Low-coverage draft genome assemblies from Ferguson et al (2014) :
Glyphotaelius pellucidus (caddisfly outgroup)
The Heliconius genome consortium has released 24 new Heliconiine genome assemblies using the w2-wrap contigger and a-scaff tools, courtesy Jim Mallet and Bernardo Clavijo’s group at Earlham Institute. Some of the samples are species crosses or were contaminated, but we decided to host them as separate genome assemblies to make them easier to search against:
Heliconius erato mother
Heliconius erato x himera f1
Heliconius hecale old
Heliconius himera father
Heliconius telesiphe contaminated
Neruda aoede contaminated
We are also planning to make these assemblies more useful by running a comparative gene prediction across all the heliconiines. The first step towards this is to compute a whole-genome alignment using Progressive Cactus, which we have made available for download at download.lepbase.org/v4/progressivecactus
New and updated analyses
We generated a comprehensive gene orthology analyses spanning 23 genomes (21 species, but with two sets of genomes/gene-predictions for Heliconius erato and Plutella xylostella). Rather than using the Ensembl Compara pipeline as is, we used current best practices in gene-tree reconstruction such as:
- OrthoFinder instead of OrthoMCL for homologue clustering
- MAFFT for protein sequence alignment
- Noisy for automated filtering of multiple sequence alignments
- RAxML for phylogenetic inference
- NOTUNG for gene-tree/species-tree reconciliation.
Over 12,000 OrthoFinder clusters were processed into Gene Trees which can be accessed from their constituent gene pages in the Lepbase Ensembl browser.

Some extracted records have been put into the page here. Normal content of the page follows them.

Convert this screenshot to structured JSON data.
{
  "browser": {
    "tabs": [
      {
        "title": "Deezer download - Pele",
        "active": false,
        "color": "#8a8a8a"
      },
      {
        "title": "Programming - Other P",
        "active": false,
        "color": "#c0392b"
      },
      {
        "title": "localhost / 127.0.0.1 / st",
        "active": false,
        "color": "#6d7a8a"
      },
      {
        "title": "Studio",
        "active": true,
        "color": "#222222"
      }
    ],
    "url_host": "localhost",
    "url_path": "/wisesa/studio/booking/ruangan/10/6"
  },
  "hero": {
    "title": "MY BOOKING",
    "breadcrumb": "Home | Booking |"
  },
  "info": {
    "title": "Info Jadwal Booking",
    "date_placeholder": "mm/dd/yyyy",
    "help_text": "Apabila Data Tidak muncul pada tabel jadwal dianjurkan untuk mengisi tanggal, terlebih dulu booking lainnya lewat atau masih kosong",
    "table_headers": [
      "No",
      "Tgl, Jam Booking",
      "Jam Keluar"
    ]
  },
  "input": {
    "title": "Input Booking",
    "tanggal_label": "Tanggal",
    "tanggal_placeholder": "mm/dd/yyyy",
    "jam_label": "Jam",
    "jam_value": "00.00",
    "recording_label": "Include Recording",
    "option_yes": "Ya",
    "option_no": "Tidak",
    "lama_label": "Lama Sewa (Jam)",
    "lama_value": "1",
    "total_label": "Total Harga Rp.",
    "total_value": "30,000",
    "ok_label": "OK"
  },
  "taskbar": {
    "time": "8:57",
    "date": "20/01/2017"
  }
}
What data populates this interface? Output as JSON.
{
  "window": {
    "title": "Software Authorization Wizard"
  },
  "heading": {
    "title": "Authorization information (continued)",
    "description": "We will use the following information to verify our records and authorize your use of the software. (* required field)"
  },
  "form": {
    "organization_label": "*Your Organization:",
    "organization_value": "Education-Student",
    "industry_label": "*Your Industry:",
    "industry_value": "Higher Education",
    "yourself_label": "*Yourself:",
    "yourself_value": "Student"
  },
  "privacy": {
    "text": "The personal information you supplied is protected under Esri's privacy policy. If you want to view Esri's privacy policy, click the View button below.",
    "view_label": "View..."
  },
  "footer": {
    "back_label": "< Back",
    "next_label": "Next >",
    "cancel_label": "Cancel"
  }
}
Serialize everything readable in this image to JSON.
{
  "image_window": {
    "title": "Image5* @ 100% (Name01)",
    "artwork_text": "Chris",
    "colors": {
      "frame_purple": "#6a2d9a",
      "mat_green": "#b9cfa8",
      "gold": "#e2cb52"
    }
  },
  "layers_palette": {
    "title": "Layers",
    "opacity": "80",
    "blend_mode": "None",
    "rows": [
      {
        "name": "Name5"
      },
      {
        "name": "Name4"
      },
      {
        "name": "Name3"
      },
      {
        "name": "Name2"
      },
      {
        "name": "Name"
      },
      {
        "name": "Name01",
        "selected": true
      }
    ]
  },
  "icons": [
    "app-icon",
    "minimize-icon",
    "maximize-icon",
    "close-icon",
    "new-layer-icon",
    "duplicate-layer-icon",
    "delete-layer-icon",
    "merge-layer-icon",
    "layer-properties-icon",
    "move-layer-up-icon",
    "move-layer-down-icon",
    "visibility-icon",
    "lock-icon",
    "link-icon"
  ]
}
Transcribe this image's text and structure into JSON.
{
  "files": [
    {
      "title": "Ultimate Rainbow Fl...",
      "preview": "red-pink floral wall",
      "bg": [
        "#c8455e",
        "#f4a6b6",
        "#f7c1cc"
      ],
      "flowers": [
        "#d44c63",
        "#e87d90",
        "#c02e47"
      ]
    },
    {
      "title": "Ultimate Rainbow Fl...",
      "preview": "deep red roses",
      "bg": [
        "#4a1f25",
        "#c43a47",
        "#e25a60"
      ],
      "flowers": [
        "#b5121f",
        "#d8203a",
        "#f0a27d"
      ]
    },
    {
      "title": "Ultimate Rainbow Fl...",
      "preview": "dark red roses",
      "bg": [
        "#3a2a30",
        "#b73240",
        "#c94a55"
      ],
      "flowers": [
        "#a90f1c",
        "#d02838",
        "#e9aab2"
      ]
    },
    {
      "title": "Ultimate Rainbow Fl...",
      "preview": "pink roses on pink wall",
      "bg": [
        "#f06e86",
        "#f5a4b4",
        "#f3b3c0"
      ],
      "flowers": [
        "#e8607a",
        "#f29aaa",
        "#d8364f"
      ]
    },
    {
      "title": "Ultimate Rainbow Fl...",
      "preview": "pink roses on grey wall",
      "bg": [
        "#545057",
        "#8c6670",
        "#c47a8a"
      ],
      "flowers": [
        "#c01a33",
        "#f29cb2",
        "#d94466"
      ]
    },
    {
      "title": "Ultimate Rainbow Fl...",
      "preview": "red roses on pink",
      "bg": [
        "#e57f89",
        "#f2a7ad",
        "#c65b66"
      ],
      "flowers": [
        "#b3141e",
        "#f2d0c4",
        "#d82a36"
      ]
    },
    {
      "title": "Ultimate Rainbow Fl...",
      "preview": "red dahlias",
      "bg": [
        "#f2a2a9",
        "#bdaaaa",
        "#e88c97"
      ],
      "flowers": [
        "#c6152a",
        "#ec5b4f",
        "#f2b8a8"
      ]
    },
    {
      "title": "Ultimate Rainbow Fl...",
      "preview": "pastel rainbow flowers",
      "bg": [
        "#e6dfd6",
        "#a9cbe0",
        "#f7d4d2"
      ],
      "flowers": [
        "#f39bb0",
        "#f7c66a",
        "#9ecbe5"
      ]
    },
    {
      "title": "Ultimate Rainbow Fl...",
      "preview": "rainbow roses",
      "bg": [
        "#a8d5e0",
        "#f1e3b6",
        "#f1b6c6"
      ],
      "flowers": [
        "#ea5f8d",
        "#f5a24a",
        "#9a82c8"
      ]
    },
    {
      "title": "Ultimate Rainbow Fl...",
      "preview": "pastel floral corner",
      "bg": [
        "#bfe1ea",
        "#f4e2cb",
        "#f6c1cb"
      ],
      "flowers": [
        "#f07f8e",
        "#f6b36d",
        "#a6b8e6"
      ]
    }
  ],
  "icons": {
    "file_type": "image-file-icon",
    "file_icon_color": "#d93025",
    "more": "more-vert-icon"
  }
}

The goal of this analysis was to provide a context for each gene. However, as with all automated analyses, it may contain artifacts due to differences in gene prediction methods or due to generic parameters used in the pipeline. If you are interested in a highly accurate reconstruction of a specific gene family, you can download all the sequence and alignment data for a given gene and its homologues, and redo the tree using your preferred phylogenetic pipeline. The specific steps and evaluations for each part of our gene-tree pipeline will be described in forthcoming technical notes.
One of the key features of Lepbase is that we provide consistent analyses across all genomes using the same software and database versions and parameters. All genome sequences were masked using RepeatMasker 4.0.6 with the built-in arthropod repeat database. Previous Lepbase releases used RepeatModeler to generate species-specific repeat libraries. However, we found that RepeatModeler risks masking recently expanded gene families, therefore we took a more conservative approach and did not use RepeatModeler for this v4 release.
Functional annotation using blastp and interproscan
We also provide functional annotations for protein-coding genes in all species with gene models using BLASTP against the SwissProt database, and using all the tools provided by InterProScan.
New infrastructure and features
Lepbase.org previously ran on Linux virtual machines because of the complex dependencies of the various software programs involved. For Lepbase release v4, we have successfully migrated all the services, including the import and annotation pipelines for new genomes, to a Docker-based container infrastructure.
None of this affects how the service looks to the outside world, but it makes it much easier for us to upgrade the software as new versions of Ensembl and other software are released. We will also be able to easily scale up individual services to meet the growing number of users.
Although all our code is public already (see github.org/lepbase and easy-import.readme.io), we plan to document it extensively in the coming weeks, so that other groups can rapidly and easily set up their own taxon-specific Ensembl-based genome hubs using our Docker infrastructure.